Bob had stayed on Elmer’s boat for three nights. Now I went back down to tell Ron that if I didn’t show up the next morning I had another job — if not, don’t mention it to Elmer (who wasn’t coming by the boat till three or four in the afternoon these days) and things would go on as they had been. That night I stayed on Captain Joe’s boat. The sleeping quarters for the header were a lot nicer than on Elmer’s. There was a real bunk, for one thing.

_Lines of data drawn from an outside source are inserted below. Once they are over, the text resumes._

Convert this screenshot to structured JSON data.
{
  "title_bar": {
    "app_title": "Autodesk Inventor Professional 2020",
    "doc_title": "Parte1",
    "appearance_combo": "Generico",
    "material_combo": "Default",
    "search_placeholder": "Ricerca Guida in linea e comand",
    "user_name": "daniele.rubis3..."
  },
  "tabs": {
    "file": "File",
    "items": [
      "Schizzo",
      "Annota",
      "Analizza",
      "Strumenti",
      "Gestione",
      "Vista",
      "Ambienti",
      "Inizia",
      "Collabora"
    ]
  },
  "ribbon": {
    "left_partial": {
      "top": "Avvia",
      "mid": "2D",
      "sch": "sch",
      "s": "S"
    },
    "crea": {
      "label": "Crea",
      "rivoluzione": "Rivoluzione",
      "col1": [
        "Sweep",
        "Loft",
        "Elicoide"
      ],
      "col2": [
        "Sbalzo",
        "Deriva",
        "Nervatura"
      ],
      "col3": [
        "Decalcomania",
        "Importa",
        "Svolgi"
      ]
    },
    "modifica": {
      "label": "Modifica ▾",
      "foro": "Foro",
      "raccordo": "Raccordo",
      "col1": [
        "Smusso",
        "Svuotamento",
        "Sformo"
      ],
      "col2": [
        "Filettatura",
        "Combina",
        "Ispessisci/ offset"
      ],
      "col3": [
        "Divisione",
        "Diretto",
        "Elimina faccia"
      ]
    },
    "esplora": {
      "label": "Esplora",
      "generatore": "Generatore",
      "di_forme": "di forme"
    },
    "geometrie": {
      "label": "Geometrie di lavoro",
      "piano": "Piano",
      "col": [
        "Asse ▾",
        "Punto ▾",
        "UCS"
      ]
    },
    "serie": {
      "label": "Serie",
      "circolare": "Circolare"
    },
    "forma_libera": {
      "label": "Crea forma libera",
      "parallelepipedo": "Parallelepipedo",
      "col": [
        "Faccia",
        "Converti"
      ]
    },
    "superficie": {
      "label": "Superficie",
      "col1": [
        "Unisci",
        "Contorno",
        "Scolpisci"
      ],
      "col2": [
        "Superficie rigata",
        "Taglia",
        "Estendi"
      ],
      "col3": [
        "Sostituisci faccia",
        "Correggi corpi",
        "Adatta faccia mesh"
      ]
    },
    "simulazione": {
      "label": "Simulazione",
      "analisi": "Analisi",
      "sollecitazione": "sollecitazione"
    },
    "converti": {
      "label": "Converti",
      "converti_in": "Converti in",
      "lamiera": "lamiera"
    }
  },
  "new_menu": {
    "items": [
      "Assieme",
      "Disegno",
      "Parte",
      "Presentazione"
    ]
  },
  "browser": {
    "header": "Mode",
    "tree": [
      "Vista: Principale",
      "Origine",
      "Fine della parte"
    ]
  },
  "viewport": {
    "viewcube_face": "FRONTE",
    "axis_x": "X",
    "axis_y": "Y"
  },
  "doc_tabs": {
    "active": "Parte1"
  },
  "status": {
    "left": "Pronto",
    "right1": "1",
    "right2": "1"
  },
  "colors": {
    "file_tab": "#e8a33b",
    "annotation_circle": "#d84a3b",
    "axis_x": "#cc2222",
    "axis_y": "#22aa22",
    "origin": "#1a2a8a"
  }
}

The mosquitoes came out just after sunset’s salmon drowned in indigo evening. We went inside the galley, to close the screen door behind us and turn on the dim ceiling bulb, Joe making the obligatory jokes about getting mosquito bites on your dick when you went to take a piss. (All the boats had inside johns, but it seemed to be a mark of pride — at least for pissing — not to use them. And, as Bob said to me, shaking himself off over the rail, when, once, I mentioned it to him: “It all ends up in the same place anyway.”) Later I came out on the night deck, made my way around the cabin up to the forepeak, went down the little ladder, swatting at mosquitoes, pulled the framed screening across the opening, and went to sleep, curious about morning.

According to the temperature lights on the front corner of the supermarket, daytime temperatures in Aransas Pass that summer were sometimes as high as a hundred and four. Nighttime temperatures seldom fell below seventy-five. But because, even on the ocean, it was a dry heat, it was more tolerable than New York’s steaming damp.

Near five I woke up in the warm slantlight, had to take a leak, got my jeans on, and went out to the seaside rail of the boat. The lifting sun was low, the sky was bright, and long shadows from the cabin darkened the rail. As I was finishing and zipping up, I glanced at the cabin window. Through the porthole I could see across to the bunk where, on his back, Captain Joe lay asleep. The sheet he’d slept under had slid off, hanging only over one foot. He slept naked, one hand on his hirsute gut. His other arm was jackknifed over his face. A morning erection angled above his belly, a crane of flesh rising, lowering, rising again with his breath —

Abruptly I found myself in that ambiguous state between the psychological and the physiological that is desire. I started to walk back to the forepeak, but lingered to look another minute, glancing, now and again, to see if anyone was looking at me; and stayed a minute more — till, inside, Joe tried to kick his foot free of the sheet, raised his knee, then let it slide slowly down again — still, I was sure, sleeping.

At the forepeak, I climbed down, slid into the bunk, and stretched out.

What I knew then was that even if I worked on this boat with Bob, there would be no sex, neither with Bob nor anyone else. Between custom, my own reticence, and the work schedule that had raised Red’s irritation to the homicidal and nearly killed Billy, it would be impossible. Chin on my forearm, I brooded on it.